Price takes particular issue with a Harvard study by Raj Chetty and colleagues that suggests children, regardless of whether they come from a single- or married-parent family, have greater social mobility when raised in a community with a higher share of married parents. Price notes that some areas of the country with high shares of single mothers are doing better (or worse) than Chetty’s study would predict. In other words, marriage doesn’t explain everything. But neither does any other factor.
Price restates the common progressive argument that poverty leads to marital breakdown rather than the other way around. Yet, even Harvard professor William Julius Wilson, whom Price cites in his article, can see this is false. Wilson, who is no conservative, makes the case in his book When Work Disappears: The World of the New Urban Poor that economic factors aren’t solely to blame for marital decline, specifically among African Americans.

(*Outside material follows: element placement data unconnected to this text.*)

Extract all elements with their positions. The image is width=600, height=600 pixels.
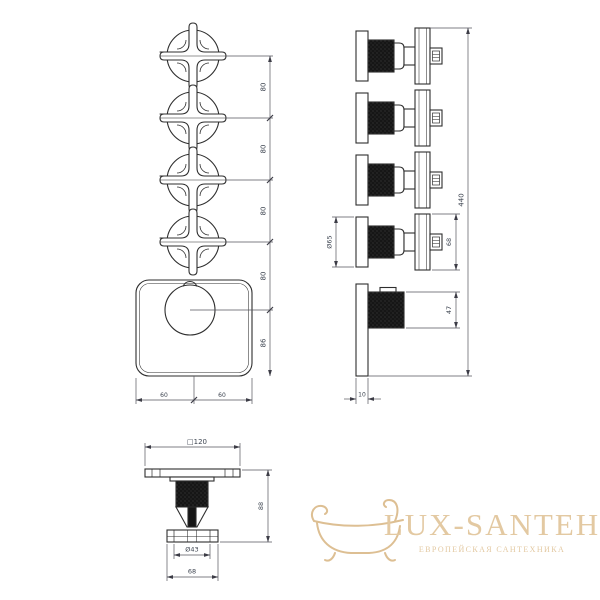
dim-label-half-width-right: 60 (218, 392, 226, 399)
dim-label-gap-1: 80 (260, 83, 268, 92)
dim-label-escutcheon-diameter: Ø65 (326, 235, 334, 248)
dim-label-plate-thickness: 10 (358, 392, 366, 399)
valve-side-profile (356, 152, 442, 208)
dim-label-total-height: 440 (458, 193, 466, 206)
front-width-dimension: 60 60 (136, 376, 252, 404)
brand-logo: LUX-SANTEH ЕВРОПЕЙСКАЯ САНТЕХНИКА (312, 500, 600, 561)
escutcheon-diameter-dimension: Ø65 (326, 217, 355, 267)
thermostat-profile (145, 469, 240, 542)
front-view: 80 80 80 80 86 60 60 (136, 23, 273, 404)
cross-handle-knob (160, 85, 226, 151)
thermostat-plate (136, 280, 252, 376)
cross-handle-knob (160, 147, 226, 213)
dim-label-cartridge-depth: 47 (445, 306, 453, 314)
cross-handle-knob (160, 209, 226, 275)
dim-label-handle-width: 68 (188, 568, 196, 576)
valve-side-profile (356, 214, 442, 270)
dim-label-gap-4: 80 (260, 272, 268, 281)
brand-tagline: ЕВРОПЕЙСКАЯ САНТЕХНИКА (419, 545, 565, 554)
dim-label-half-width-left: 60 (160, 392, 168, 399)
cross-handle-profile (167, 530, 218, 542)
front-spacing-dimension: 80 80 80 80 86 (260, 56, 274, 376)
cartridge-depth-dimension: 47 (406, 292, 460, 328)
cartridge-side-profile (356, 284, 404, 376)
knob-diameter-dimension: Ø43 (174, 544, 210, 559)
valve-side-profile (356, 90, 442, 146)
dim-label-knob-diameter: Ø43 (185, 546, 198, 554)
knurled-knob-profile (176, 481, 208, 507)
side-view: 440 Ø65 68 47 10 (326, 28, 473, 404)
plate-size-dimension: □120 (145, 438, 240, 466)
dim-label-plate-size: □120 (187, 438, 207, 446)
dim-label-total-depth: 88 (257, 502, 265, 510)
valve-side-profile (356, 28, 442, 84)
dim-label-handle-height: 68 (445, 238, 453, 246)
brand-name: LUX-SANTEH (384, 507, 600, 542)
cross-handle-knob (160, 23, 226, 89)
total-depth-dimension: 88 (220, 470, 272, 542)
dim-label-gap-3: 80 (260, 207, 268, 216)
technical-drawing-page: 80 80 80 80 86 60 60 (0, 0, 600, 600)
dimension-drawing: 80 80 80 80 86 60 60 (0, 0, 600, 600)
dim-label-gap-2: 80 (260, 145, 268, 154)
plate-thickness-dimension: 10 (344, 378, 381, 404)
dim-label-gap-5: 86 (260, 338, 268, 347)
bottom-view: □120 Ø43 (145, 438, 272, 581)
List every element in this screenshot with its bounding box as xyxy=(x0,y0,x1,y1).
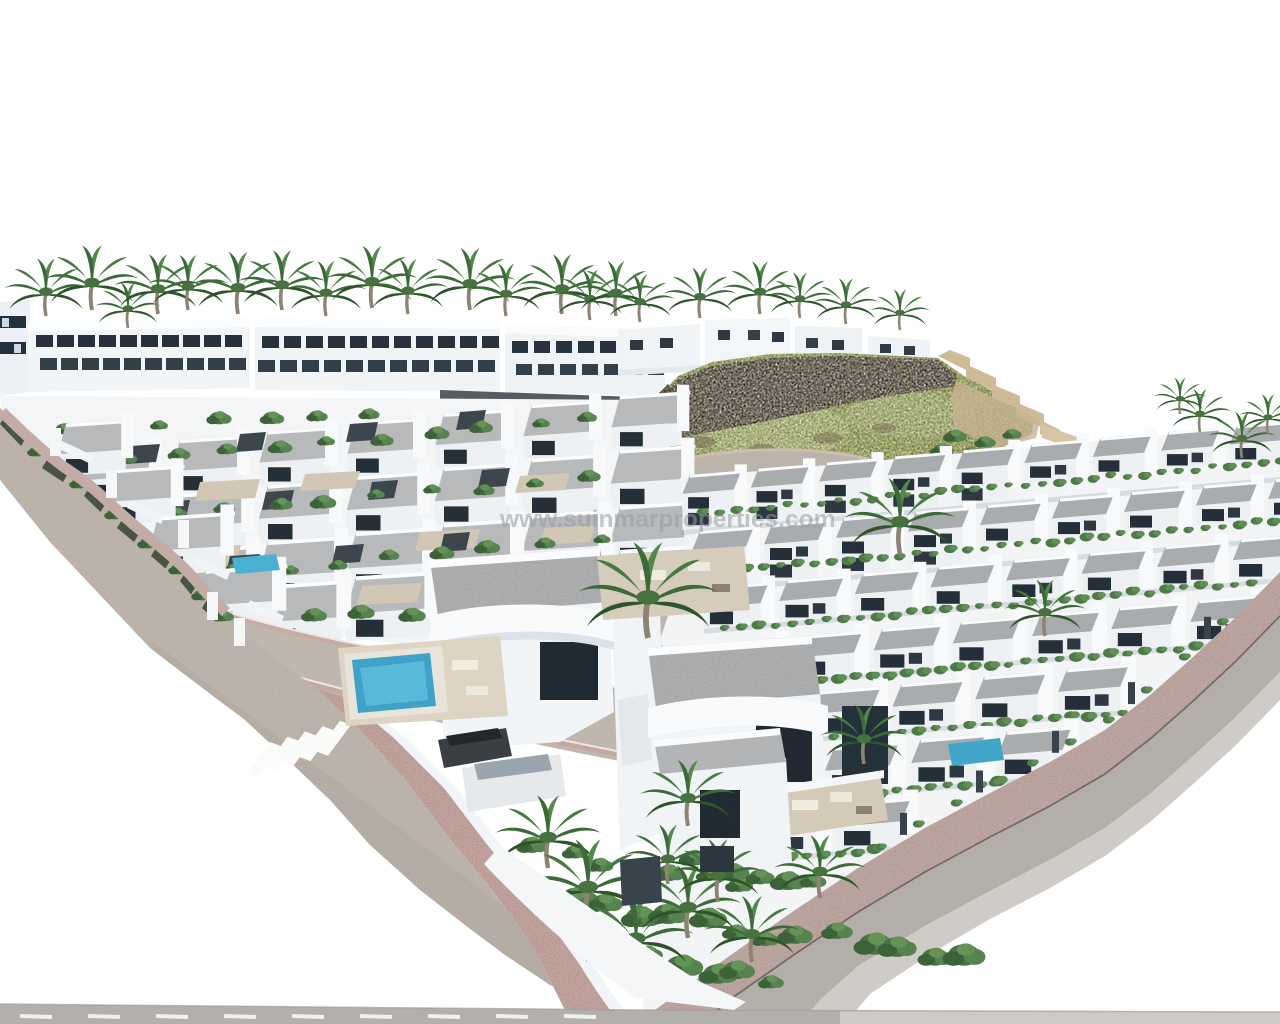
svg-text:www.suinmarproperties.com: www.suinmarproperties.com xyxy=(499,506,835,533)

“Although there is a strong association between rates of marriage and both employment status and earnings at any given point in time, national longitudinal studies suggest that these factors account for a relatively small portion of the overall decline in marriage among African-Americans,” Wilson says. Economic and cultural norms work together, he says. “The weaker the norms against premarital sex, out-of-wedlock pregnancy, and nonmarital parenthood, the more that economic considerations affect decisions to marry.”
There is a strong connection between the breakdown in marriage and child poverty. Living with two working parents raises household income. Children in single-parent homes are more than five times as likely to be poor, regardless of parental education level. They also are more likely to drop out of high school, spend time in prison, abuse drugs and alcohol, and have an unwed birth.
Price actually has it backwards. While the War on Poverty has paid too little attention to marriage over the last 50 years, marital breakdown and unwed childbearing have soared, particularly in low-income communities. Today, more than 40 percent of children are born to single mothers, up from less than 10 percent in the under 10 percent in the 1960s.
Of course other factors matter. In fact, The Heritage Foundation’s 2014 Index of Culture and Opportunity examines the multiple factors that contribute to opportunity: a strong economy, a thriving work ethic, access to quality education, as well as strong families. These factors work together, not independently of each other.
A sound anti-poverty strategy must include: self-sufficiency through work, implementing policies to encourage job creation, improving access to quality education, and taking steps to restore a culture of marriage. Combining these efforts will help create a society where more individuals have the opportunity to succeed and flourish.